Nottinghamshire Healthcare NHS Trust v J  EWHC 1136 (COP) (Holman J)
Mental Health Act 1983 – interface with the MCA 2005
In this case the judge was asked to consider an urgent without notice application in a medical treatment case.
The case concerned J, a young man aged 23 who was in prison but detained under the Mental Health Act 1983. He suffered from what was described as a serious personality disorder, a symptom of which was that he had engaged in significant self-harm on a number of occasions which resulted in profuse bleeding (he was on anticoagulant drugs because of a history of thrombosis). He was a Jehovah’s Witness and had made what purported to be an advance decision to refuse specified medical treatment, namely blood transfusions.
The first limb of the application asked for a declaration that a written advance decision was valid and was applicable to the treatment described in the advance decision. The judge considered sections 24 – 26 of the MCA 2005 and declared on an interim basis that the written advance decision was valid and applicable to that treatment notwithstanding that (a) the young man’s life may be at risk from the refusal of treatment and (b) that he was a patient detained under the Mental Health Act.
The second limb of the application brought by the NHS Trust related to the interrelation of the provisions of the MCA 2005 in relation to advance decisions to refuse treatment and the applicability in this case of section 63 of the Mental Health Act 1983 which provides: “the consent of a patient shall not be required for any medical treatment given to him for the mental disorder from which he is suffering…if the treatment is given by or under the direction of the approved clinician in charge of the treatment.” Holman J noted that there was clear authority to the effect that the words “medical treatment given to him for the mental disorder from which he is suffering” were wide enough to extend to medical treatment for physical conditions caused or arising as a result of the underlying mental disorder (B v Croydon Health Authority  Fam 133). It followed that if a detained patient cut himself as a result of a self-harming mental disorder, then it may be lawful under that section to treat and stitch up the cuts. The judge held that it was little or no extension of that approach that if, as a result of the mental disorder from which he is suffering, a patient cuts himself and bleeds so profusely that he needs a blood transfusion, that transfusion would be covered by s.63. Hence this case squarely raised the issue of the interrelation between the provisions of the MCA 2005 in relation to advance decisions and the power under s.63 MHA 1983 to give medical treatment notwithstanding the absence of consent.

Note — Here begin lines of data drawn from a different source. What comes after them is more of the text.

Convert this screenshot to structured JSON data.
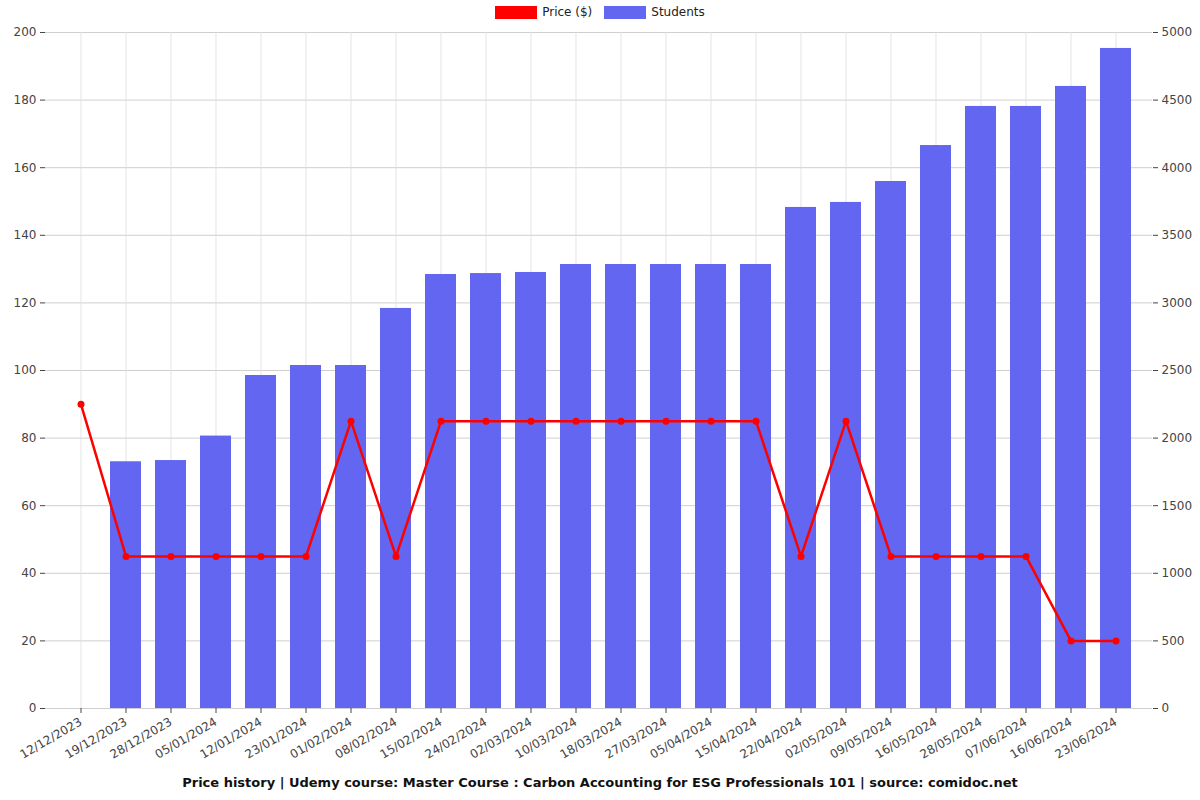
{
  "chart_data": {
    "type": "bar",
    "title": "Price history | Udemy course: Master Course : Carbon Accounting for ESG Professionals 101 | source: comidoc.net",
    "categories": [
      "12/12/2023",
      "19/12/2023",
      "28/12/2023",
      "05/01/2024",
      "12/01/2024",
      "23/01/2024",
      "01/02/2024",
      "08/02/2024",
      "15/02/2024",
      "24/02/2024",
      "02/03/2024",
      "10/03/2024",
      "18/03/2024",
      "27/03/2024",
      "05/04/2024",
      "15/04/2024",
      "22/04/2024",
      "02/05/2024",
      "09/05/2024",
      "16/05/2024",
      "28/05/2024",
      "07/06/2024",
      "16/06/2024",
      "23/06/2024"
    ],
    "series": [
      {
        "name": "Price ($)",
        "type": "line",
        "color": "#ff0000",
        "marker": "circle",
        "values": [
          90,
          45,
          45,
          45,
          45,
          45,
          85,
          45,
          85,
          85,
          85,
          85,
          85,
          85,
          85,
          85,
          45,
          85,
          45,
          45,
          45,
          45,
          20,
          20
        ]
      },
      {
        "name": "Students",
        "type": "bar",
        "axis": "y2",
        "color": "#6366f1",
        "values": [
          0,
          1825,
          1834,
          2015,
          2463,
          2537,
          2537,
          2959,
          3210,
          3217,
          3225,
          3284,
          3284,
          3284,
          3284,
          3284,
          3706,
          3743,
          3898,
          4164,
          4453,
          4453,
          4601,
          4882
        ]
      }
    ],
    "ylim": [
      0,
      200
    ],
    "yticks": [
      0,
      20,
      40,
      60,
      80,
      100,
      120,
      140,
      160,
      180,
      200
    ],
    "y2lim": [
      0,
      5000
    ],
    "y2ticks": [
      0,
      500,
      1000,
      1500,
      2000,
      2500,
      3000,
      3500,
      4000,
      4500,
      5000
    ],
    "grid": true,
    "legend": "top"
  }
}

The man’s responsible clinician described having ‘some ethical difficulty’ in using the MHA 1983 to override a capacitous patient’s wishes based on religious wishes and stated that she “would not chose to use [her] Mental Health Act powers to override his advance decision.” Holman J stressed (at paragraph 15) that it was not the business of a court to make any kind of ethical decision: “all the court can do is state the applicable law and, where appropriate, apply it in the form of a legal, though not necessarily an ethical, decision.”

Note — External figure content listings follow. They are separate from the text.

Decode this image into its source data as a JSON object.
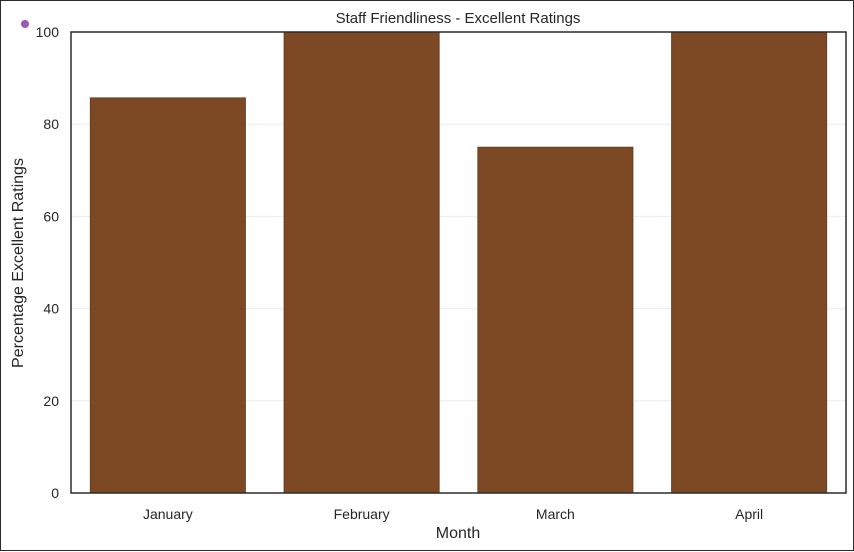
{
  "chart_data": {
    "type": "bar",
    "title": "Staff Friendliness - Excellent Ratings",
    "xlabel": "Month",
    "ylabel": "Percentage Excellent Ratings",
    "categories": [
      "January",
      "February",
      "March",
      "April"
    ],
    "values": [
      85.7,
      100,
      75,
      100
    ],
    "ylim": [
      0,
      100
    ],
    "yticks": [
      0,
      20,
      40,
      60,
      80,
      100
    ],
    "grid": true,
    "bar_color": "#7d4924",
    "grid_color": "#ebebeb",
    "legend": "none"
  },
  "decoration": {
    "dot_color": "#9b59b6"
  }
}
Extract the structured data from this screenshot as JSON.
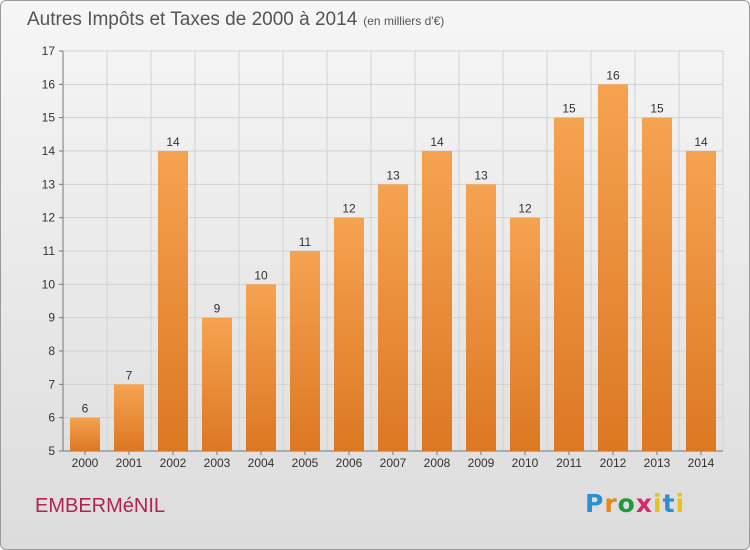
{
  "title": "Autres Impôts et Taxes de 2000 à 2014",
  "subtitle": "(en milliers d'€)",
  "commune": "EMBERMéNIL",
  "logo": {
    "p": "P",
    "r": "r",
    "o": "o",
    "x": "x",
    "i1": "i",
    "t": "t",
    "i2": "i"
  },
  "colors": {
    "bar_top": "#f5a350",
    "bar_bottom": "#dd7722",
    "grid": "#d2d2d2"
  },
  "chart_data": {
    "type": "bar",
    "title": "Autres Impôts et Taxes de 2000 à 2014",
    "subtitle": "(en milliers d'€)",
    "categories": [
      "2000",
      "2001",
      "2002",
      "2003",
      "2004",
      "2005",
      "2006",
      "2007",
      "2008",
      "2009",
      "2010",
      "2011",
      "2012",
      "2013",
      "2014"
    ],
    "values": [
      6,
      7,
      14,
      9,
      10,
      11,
      12,
      13,
      14,
      13,
      12,
      15,
      16,
      15,
      14
    ],
    "ylim": [
      5,
      17
    ],
    "yticks": [
      5,
      6,
      7,
      8,
      9,
      10,
      11,
      12,
      13,
      14,
      15,
      16,
      17
    ],
    "grid": true
  }
}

The second limb of the application asked the judge to make an interim declaration that “it is lawful for those responsible for the medical care of the respondent to act in accordance with his written advance decision and withhold treatment by blood transfusion or with blood products in accordance with his expressed wishes notwithstanding the existence of powers under section 63 of the Mental Health Act 1983.”
Holman J held that he did not feel equipped or willing to make the declaration as he had only heard representations from one side without notice to the patient or any other person. He listed a hearing for the next day having made a preliminary inquiry of the Official Solicitor. He also directed that the NHS Trust use its best endeavours to facilitate and promote that the patient himself be represented at the hearing and to ensure that the patient’s father be informed of the hearing and encouraged to attend.
As the judge stated, this case raises a ‘terrible dilemma’, namely the interrelationship between a capacitous advance decision which has the effect of endangering life and the power under the MHA 1983 to override consent where treatment is for a mental disorder.
Given the NHS Trust’s position that those treating the man would not exercise their s63 MHA 1983 powers in the face of a clear advance decision based on religious views, the position at the hearing was that if physical restraints were removed from the patient and he was able to cause profuse bleeding he might die, whether he intended to bring about his death or not.
At a subsequent hearing, of which only press coverage is available, Mostyn J upheld the validity of the advance decision and the lawfulness of J’s responsible clinician under s.63 MHA 1983 not to administer a blood transfusion.